🤖 AI Summary
This work addresses the challenge of globally characterizing the geometric structure of solution manifolds in redundant robotic tasks, which exhibit non-uniqueness and form continuous manifolds in configuration space. Existing approaches struggle to capture these structures comprehensively. The paper proposes a representation-centric implicit modeling paradigm that constructs a scalar field over the configuration space, whose zero-level set precisely coincides with the task-induced solution manifold. By integrating Jacobian-guided neighborhood sampling with implicit neural representations, the method learns a signed distance field of the solution manifold, enabling globally consistent and continuous modeling under arbitrary task mappings—a capability demonstrated for the first time. Experiments on a planar three-link robot and a seven-degree-of-freedom Franka manipulator validate the approach’s ability to accurately reconstruct solution manifolds and generalize across varying task parameters.
📝 Abstract
Robotic systems with redundant degrees of freedom can achieve the same task outcome using multiple configurations, resulting in solution sets that form manifolds in the configuration space. Existing approaches typically exploit such redundancy locally through Jacobian-based techniques to compute individual solutions or trajectories. While effective for solution computation, these methods do not retain a representation of the geometry of the solution set itself.

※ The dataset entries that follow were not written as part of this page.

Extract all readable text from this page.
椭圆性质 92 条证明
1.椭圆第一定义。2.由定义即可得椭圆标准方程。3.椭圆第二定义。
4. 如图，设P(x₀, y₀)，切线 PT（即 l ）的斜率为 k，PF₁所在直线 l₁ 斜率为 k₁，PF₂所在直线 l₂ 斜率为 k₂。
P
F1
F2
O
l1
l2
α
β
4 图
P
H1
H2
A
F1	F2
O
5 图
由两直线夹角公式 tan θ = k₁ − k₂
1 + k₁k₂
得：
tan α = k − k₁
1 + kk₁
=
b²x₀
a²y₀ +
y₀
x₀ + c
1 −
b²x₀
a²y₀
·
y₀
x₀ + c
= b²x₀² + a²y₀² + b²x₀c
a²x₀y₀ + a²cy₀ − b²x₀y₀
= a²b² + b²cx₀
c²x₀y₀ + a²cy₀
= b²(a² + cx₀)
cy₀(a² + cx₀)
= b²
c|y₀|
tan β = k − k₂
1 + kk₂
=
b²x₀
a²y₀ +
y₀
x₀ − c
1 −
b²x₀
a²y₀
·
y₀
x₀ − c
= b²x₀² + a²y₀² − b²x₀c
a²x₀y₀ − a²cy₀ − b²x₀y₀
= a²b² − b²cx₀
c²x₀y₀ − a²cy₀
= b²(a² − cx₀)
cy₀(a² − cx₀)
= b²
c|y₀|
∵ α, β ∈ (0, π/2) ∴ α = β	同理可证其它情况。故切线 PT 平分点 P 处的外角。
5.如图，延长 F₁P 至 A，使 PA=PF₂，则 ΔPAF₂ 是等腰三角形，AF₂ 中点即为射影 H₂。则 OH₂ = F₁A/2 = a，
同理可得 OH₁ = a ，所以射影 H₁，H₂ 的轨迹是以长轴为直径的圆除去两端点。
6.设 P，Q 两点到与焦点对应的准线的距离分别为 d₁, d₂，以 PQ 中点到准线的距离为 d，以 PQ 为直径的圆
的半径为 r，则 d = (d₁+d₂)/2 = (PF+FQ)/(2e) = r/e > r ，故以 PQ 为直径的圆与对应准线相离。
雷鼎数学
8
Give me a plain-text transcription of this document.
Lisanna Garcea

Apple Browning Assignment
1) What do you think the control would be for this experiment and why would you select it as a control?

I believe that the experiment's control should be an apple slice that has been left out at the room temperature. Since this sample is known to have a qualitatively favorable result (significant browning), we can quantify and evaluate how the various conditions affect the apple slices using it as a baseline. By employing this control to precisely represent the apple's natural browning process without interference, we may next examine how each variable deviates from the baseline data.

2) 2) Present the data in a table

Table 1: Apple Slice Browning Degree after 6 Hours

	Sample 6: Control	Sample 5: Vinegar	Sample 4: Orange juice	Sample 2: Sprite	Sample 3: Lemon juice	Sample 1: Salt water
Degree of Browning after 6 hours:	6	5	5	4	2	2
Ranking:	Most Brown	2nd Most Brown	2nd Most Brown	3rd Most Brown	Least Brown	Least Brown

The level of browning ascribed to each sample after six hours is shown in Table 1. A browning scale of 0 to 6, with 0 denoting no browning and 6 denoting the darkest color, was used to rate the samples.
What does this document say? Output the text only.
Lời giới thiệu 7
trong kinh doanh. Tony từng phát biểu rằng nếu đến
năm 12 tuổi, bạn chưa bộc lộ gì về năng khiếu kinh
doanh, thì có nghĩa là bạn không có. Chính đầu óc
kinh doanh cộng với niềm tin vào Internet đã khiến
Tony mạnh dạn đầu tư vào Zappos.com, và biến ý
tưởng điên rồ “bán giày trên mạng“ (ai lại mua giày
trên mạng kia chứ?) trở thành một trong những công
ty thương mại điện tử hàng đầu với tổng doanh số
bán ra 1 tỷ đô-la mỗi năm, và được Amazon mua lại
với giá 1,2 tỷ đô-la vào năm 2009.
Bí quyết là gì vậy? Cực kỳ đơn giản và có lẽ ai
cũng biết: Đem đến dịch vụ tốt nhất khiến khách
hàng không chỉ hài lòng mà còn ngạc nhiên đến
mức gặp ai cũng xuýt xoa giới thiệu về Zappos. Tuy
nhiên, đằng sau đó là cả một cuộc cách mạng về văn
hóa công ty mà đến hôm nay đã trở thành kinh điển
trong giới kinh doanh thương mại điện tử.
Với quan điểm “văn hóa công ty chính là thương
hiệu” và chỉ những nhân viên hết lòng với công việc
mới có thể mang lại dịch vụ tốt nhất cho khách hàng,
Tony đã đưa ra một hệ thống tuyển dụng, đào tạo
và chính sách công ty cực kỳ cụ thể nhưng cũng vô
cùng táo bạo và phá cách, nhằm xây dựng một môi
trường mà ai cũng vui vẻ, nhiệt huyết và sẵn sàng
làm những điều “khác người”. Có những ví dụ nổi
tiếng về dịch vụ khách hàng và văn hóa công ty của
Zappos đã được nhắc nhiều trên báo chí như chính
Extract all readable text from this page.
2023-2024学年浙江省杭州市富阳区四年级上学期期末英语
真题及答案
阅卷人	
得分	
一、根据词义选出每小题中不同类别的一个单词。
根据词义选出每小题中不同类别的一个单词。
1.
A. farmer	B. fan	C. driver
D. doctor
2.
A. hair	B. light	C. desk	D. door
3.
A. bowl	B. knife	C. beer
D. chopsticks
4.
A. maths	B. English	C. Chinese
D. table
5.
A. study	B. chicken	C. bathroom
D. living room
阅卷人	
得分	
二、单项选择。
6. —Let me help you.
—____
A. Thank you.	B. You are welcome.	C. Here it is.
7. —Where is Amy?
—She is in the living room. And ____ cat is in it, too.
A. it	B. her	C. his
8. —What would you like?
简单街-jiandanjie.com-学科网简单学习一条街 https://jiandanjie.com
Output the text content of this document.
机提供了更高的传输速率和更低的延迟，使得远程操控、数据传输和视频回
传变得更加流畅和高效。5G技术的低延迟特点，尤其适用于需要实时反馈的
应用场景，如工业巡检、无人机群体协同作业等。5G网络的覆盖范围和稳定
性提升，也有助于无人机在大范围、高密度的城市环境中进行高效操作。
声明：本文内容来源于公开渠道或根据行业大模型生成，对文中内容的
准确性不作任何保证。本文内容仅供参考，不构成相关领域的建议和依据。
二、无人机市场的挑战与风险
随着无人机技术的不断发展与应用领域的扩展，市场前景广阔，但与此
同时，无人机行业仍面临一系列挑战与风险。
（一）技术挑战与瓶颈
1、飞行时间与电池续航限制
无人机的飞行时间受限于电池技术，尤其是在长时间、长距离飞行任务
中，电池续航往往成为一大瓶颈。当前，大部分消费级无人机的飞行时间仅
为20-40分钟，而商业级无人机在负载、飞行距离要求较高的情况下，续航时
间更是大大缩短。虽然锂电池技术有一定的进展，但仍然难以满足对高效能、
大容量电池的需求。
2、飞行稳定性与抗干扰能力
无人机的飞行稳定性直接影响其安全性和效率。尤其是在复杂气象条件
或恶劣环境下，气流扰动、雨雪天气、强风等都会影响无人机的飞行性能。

In this work, we adopt a representation-centric approach to estimate the geometric structure of the solution space. We consider solution manifolds induced by general task-defining maps and construct an implicit scalar field over the configuration space, whose zero-level set corresponds to the solution manifold. To this end, we generate samples in the neighborhood of the solution manifold using a Jacobian-guided exploration strategy, which efficiently captures its local and global structure. The resulting implicit representation is defined over the configuration space and naturally induces a continuous, distance field that encodes proximity to the solution manifold. Experiments on a planar three-link robot and a seven-degree-of-freedom Franka manipulator demonstrate the effectiveness of the proposed representation. Furthermore, the framework enables consistent modeling of solution spaces across families of tasks with continuous variation.